Migraines in children are common. Problems can often continue into adulthood or halt as hormonal changes take place.

A study from 2010 looked at the safety and effectiveness of spinal manipulative therapy (SMT) in children with migraine-type headaches. It was a case report on an 11-year old boy who had experienced recurrent headaches for the previous four years.

His prescribed medications provided limited relief from the headaches. It is worth reading about the treatment and results from the study:

“SMT characterized as high-velocity, low amplitude (HVLA)-type thrusts to sites of spinal segmental dysfunction was the primary approach to patient care.3 The patient attended five visits over a period of four weeks. The patient reported experiencing only one ‘mild’ headache attack during this period. In the second month of care at one visit per week, the patient did not experience any headache attacks. The patient returned for care nine months later, with the patient reporting only a ‘couple of mild headaches but no migraine-type headaches.”

 

“The patient underwent a course of care at a frequency of once every week for another four weeks. Follow-up evaluation six months later revealed the patient to be symptom-free. At his mother’s request, the patient attends chiropractic care for preventive measures at a frequency of one time every six months.”

The study authors also reviewed the medical literature with regards to SMT and treatment for headaches and noted that “SMT was effective regardless of headache diagnosis”.

An earlier study in Australia in 2000 was a major randomized controlled trial of 127 volunteers who had at least one migraine a month.

This study was conducted over six months, with two months of data collection, two months of SMT treatment, and two months of data collection after treatment.

Participants were aged between 10 and 70 and received a maximum of 16 SMT treatments.

According to the migraine diaries kept by participants, those receiving treatments showed statistically significant improvement in migraine frequency and medication use when compared with the control group.
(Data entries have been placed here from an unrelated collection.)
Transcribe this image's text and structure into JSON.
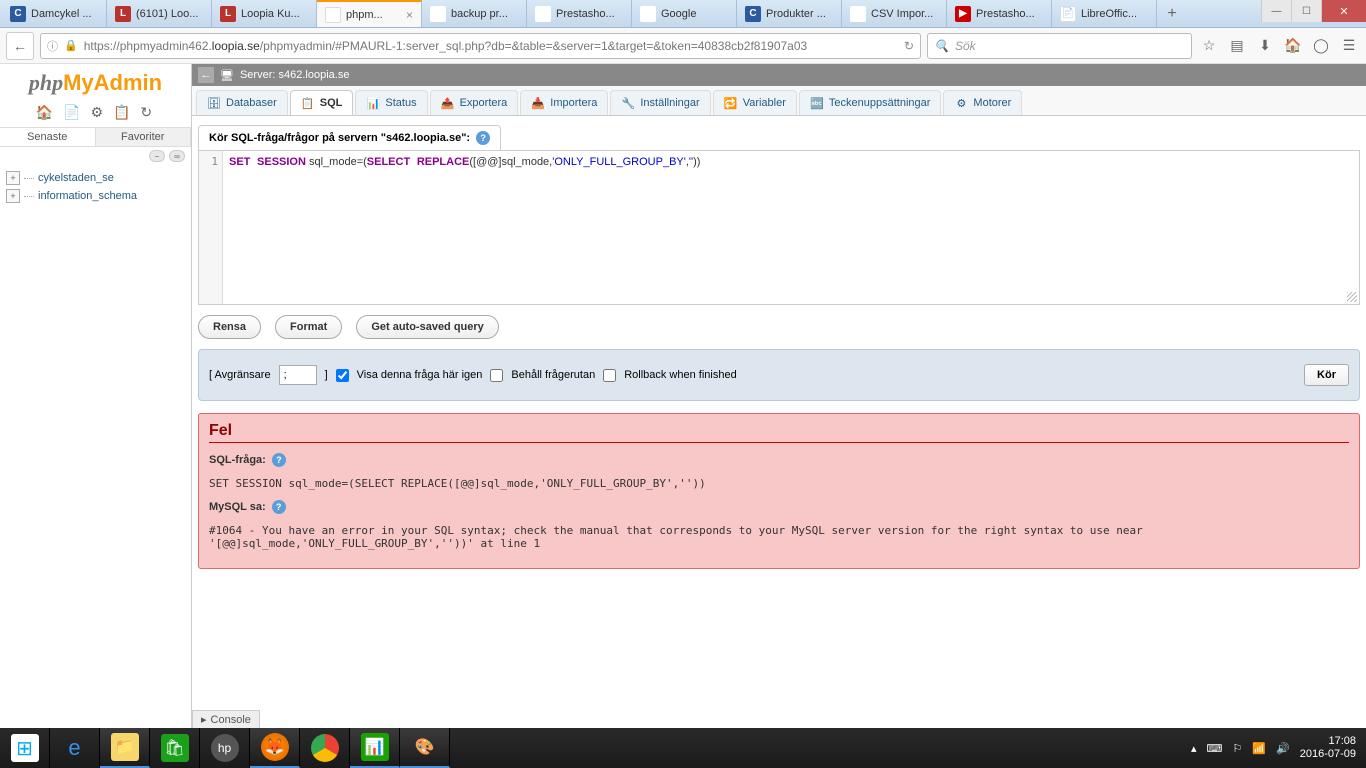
{
  "window": {
    "min": "—",
    "max": "☐"
  },
  "browser_tabs": [
    {
      "icon": "C",
      "icon_class": "fav-c",
      "label": "Damcykel ..."
    },
    {
      "icon": "L",
      "icon_class": "fav-l",
      "label": "(6101) Loo..."
    },
    {
      "icon": "L",
      "icon_class": "fav-l",
      "label": "Loopia Ku..."
    },
    {
      "icon": "⚙",
      "icon_class": "fav-pma",
      "label": "phpm...",
      "active": true,
      "closeable": true
    },
    {
      "icon": "G",
      "icon_class": "fav-g",
      "label": "backup pr..."
    },
    {
      "icon": "⚙",
      "icon_class": "fav-ps",
      "label": "Prestasho..."
    },
    {
      "icon": "G",
      "icon_class": "fav-g",
      "label": "Google"
    },
    {
      "icon": "C",
      "icon_class": "fav-c",
      "label": "Produkter ..."
    },
    {
      "icon": "⚙",
      "icon_class": "fav-ps",
      "label": "CSV Impor..."
    },
    {
      "icon": "▶",
      "icon_class": "fav-yt",
      "label": "Prestasho..."
    },
    {
      "icon": "📄",
      "icon_class": "fav-lo",
      "label": "LibreOffic..."
    }
  ],
  "newtab": "+",
  "url": {
    "prefix": "https://phpmyadmin462.",
    "host": "loopia.se",
    "path": "/phpmyadmin/#PMAURL-1:server_sql.php?db=&table=&server=1&target=&token=40838cb2f81907a03"
  },
  "search_placeholder": "Sök",
  "logo": {
    "php": "php",
    "my": "My",
    "admin": "Admin"
  },
  "sidebar_tabs": {
    "recent": "Senaste",
    "fav": "Favoriter"
  },
  "databases": [
    "cykelstaden_se",
    "information_schema"
  ],
  "breadcrumb": {
    "back": "←",
    "server_label": "Server:",
    "server": "s462.loopia.se"
  },
  "pma_tabs": [
    {
      "icon": "🗄",
      "label": "Databaser"
    },
    {
      "icon": "📋",
      "label": "SQL",
      "active": true
    },
    {
      "icon": "📊",
      "label": "Status"
    },
    {
      "icon": "📤",
      "label": "Exportera"
    },
    {
      "icon": "📥",
      "label": "Importera"
    },
    {
      "icon": "🔧",
      "label": "Inställningar"
    },
    {
      "icon": "🔁",
      "label": "Variabler"
    },
    {
      "icon": "🔤",
      "label": "Teckenuppsättningar"
    },
    {
      "icon": "⚙",
      "label": "Motorer"
    }
  ],
  "panel_title": "Kör SQL-fråga/frågor på servern \"s462.loopia.se\":",
  "sql": {
    "line_no": "1",
    "kw1": "SET",
    "kw2": "SESSION",
    "var": " sql_mode=(",
    "kw3": "SELECT",
    "func": "REPLACE",
    "open": "([@@]sql_mode,",
    "str": "'ONLY_FULL_GROUP_BY'",
    "mid": ",",
    "str2": "''",
    "close": "))"
  },
  "buttons": {
    "clear": "Rensa",
    "format": "Format",
    "autosave": "Get auto-saved query"
  },
  "options": {
    "delimiter_label_open": "[ Avgränsare",
    "delimiter_value": ";",
    "delimiter_label_close": "]",
    "show_again": "Visa denna fråga här igen",
    "keep_box": "Behåll frågerutan",
    "rollback": "Rollback when finished",
    "run": "Kör"
  },
  "error": {
    "title": "Fel",
    "sql_label": "SQL-fråga:",
    "sql_text": "SET SESSION sql_mode=(SELECT REPLACE([@@]sql_mode,'ONLY_FULL_GROUP_BY',''))",
    "mysql_label": "MySQL sa:",
    "mysql_text": "#1064 - You have an error in your SQL syntax; check the manual that corresponds to your MySQL server version for the right syntax to use near '[@@]sql_mode,'ONLY_FULL_GROUP_BY',''))' at line 1"
  },
  "console": "Console",
  "tray": {
    "time": "17:08",
    "date": "2016-07-09"
  }
}
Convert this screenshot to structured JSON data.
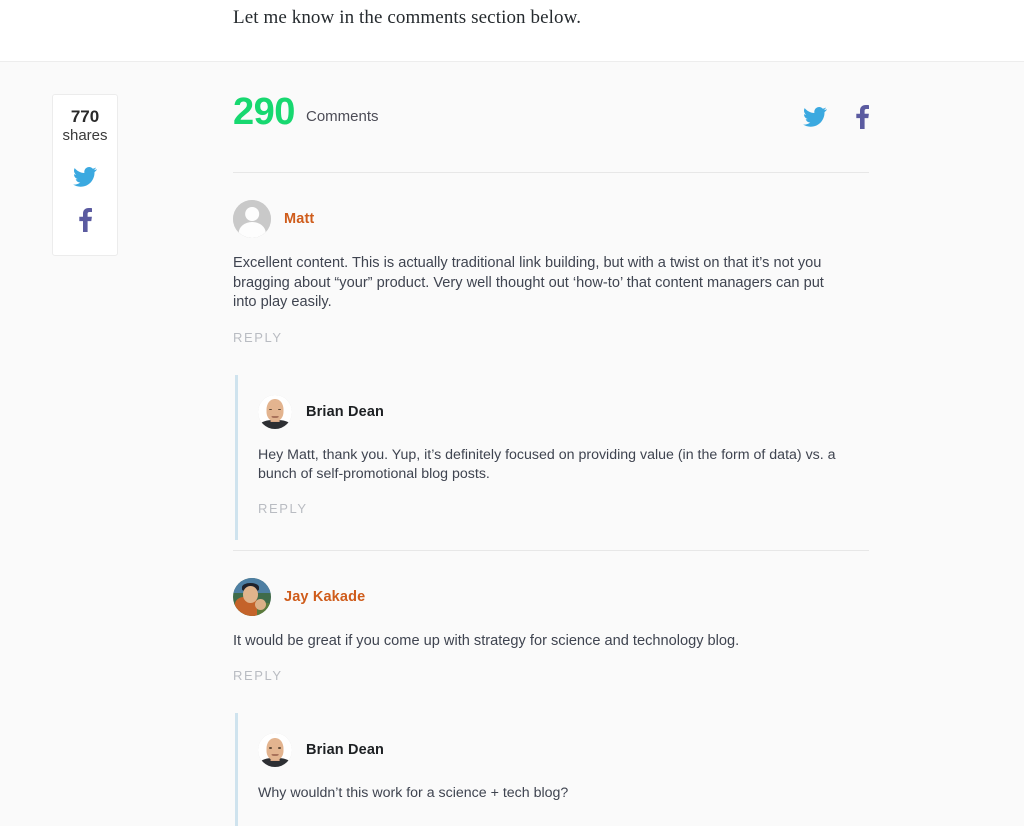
{
  "article": {
    "closing_line": "Let me know in the comments section below."
  },
  "share_rail": {
    "count": "770",
    "label": "shares",
    "twitter_icon": "twitter-icon",
    "facebook_icon": "facebook-icon"
  },
  "comments_header": {
    "count": "290",
    "word": "Comments",
    "twitter_icon": "twitter-icon",
    "facebook_icon": "facebook-icon"
  },
  "colors": {
    "count_green": "#17d870",
    "commenter_orange": "#cf5c1b",
    "twitter_blue": "#3ba9e0",
    "facebook_purple": "#5b5ba0",
    "nested_border": "#cfe3ee",
    "page_background": "#fafafa"
  },
  "reply_label": "REPLY",
  "threads": [
    {
      "author": "Matt",
      "avatar": "default-avatar",
      "is_author": false,
      "text": "Excellent content. This is actually traditional link building, but with a twist on that it’s not you bragging about “your” product. Very well thought out ‘how-to’ that content managers can put into play easily.",
      "reply": {
        "author": "Brian Dean",
        "avatar": "brian-dean-avatar",
        "is_author": true,
        "text": "Hey Matt, thank you. Yup, it’s definitely focused on providing value (in the form of data) vs. a bunch of self-promotional blog posts."
      }
    },
    {
      "author": "Jay Kakade",
      "avatar": "jay-kakade-avatar",
      "is_author": false,
      "text": "It would be great if you come up with strategy for science and technology blog.",
      "reply": {
        "author": "Brian Dean",
        "avatar": "brian-dean-avatar",
        "is_author": true,
        "text": "Why wouldn’t this work for a science + tech blog?"
      }
    }
  ]
}
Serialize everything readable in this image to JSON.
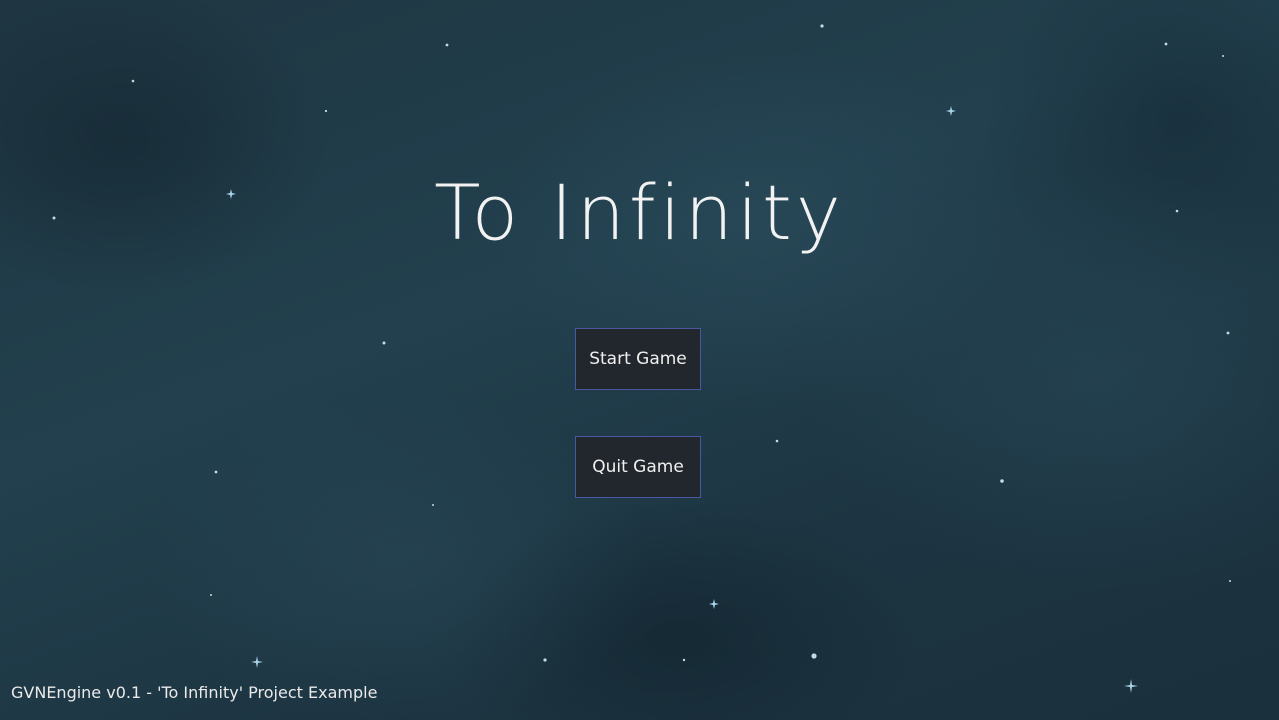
{
  "game": {
    "title": "To Infinity"
  },
  "menu": {
    "start_label": "Start Game",
    "quit_label": "Quit Game"
  },
  "footer": {
    "version_text": "GVNEngine v0.1 - 'To Infinity' Project Example"
  },
  "colors": {
    "background": "#1e3440",
    "button_fill": "#22262d",
    "button_border": "#4b57a0",
    "text": "#f0f0f0",
    "star": "#d8ecf4",
    "sparkle": "#a9d6ea"
  },
  "background_icons": "star-icon, sparkle-icon"
}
Approximately half of the volunteers reported significant improvement in the morbidity of each episode:

“The results of this study support previous results showing that some people report significant improvement in migraines after chiropractic SMT. A high percentage (>80%) of participants reported stress as a major factor for their migraines. It appears probable that chiropractic care has an effect on the physical conditions related to stress and that in these people the effects of the migraine are reduced.”

Manual therapy and adult migraine

For adults with migraines, several other interesting studies demonstrate the effectiveness of manual therapies.

A 2003 study looked at the role of chiropractic rehabilitation in treating a case of chronic recurrent migraine headaches in a 22-year-old female patient.

Her symptoms of left frontal retro-orbital head pain, nausea, and visual auras persisted despite multiple medical interventions and no history of trauma.

She was treated with rehabilitative exercises in combination with chiropractic manipulation:

Treat Migraines in Bedford

“The chronic recurrent migraine resolved over a 12-week period with use of chiropractic rehabilitation in this patient. More research is necessary to determine whether this approach is consistently reproducible and how it compares with spinal manipulation alone and other forms of treatment.”

In 2004, a U.S. study considered the use of an upper cervical technique in the case of a 23-year-old male patient who had suffered a sporting accident six years earlier.

During this period, he had sought treatment from many physicians for bipolar disorder, sleep disorder, seizure disorder, neck and back pain, and migraine headaches.

Manual therapy using an upper cervical technique was administered to correct and stabilize the patient’s upper neck injury, with assessments in the following months noting the following results:

“After 1 month of care, the patient reported an absence of seizures and manic episodes and improved sleep patterns. After 4 months of care, seizures and manic episodes remained absent and migraine headaches were reduced from 3 per week to 2 per month. After 7 months of care, the patient reported the complete absence of symptoms. Eighteen months later, the patient remains asymptomatic.”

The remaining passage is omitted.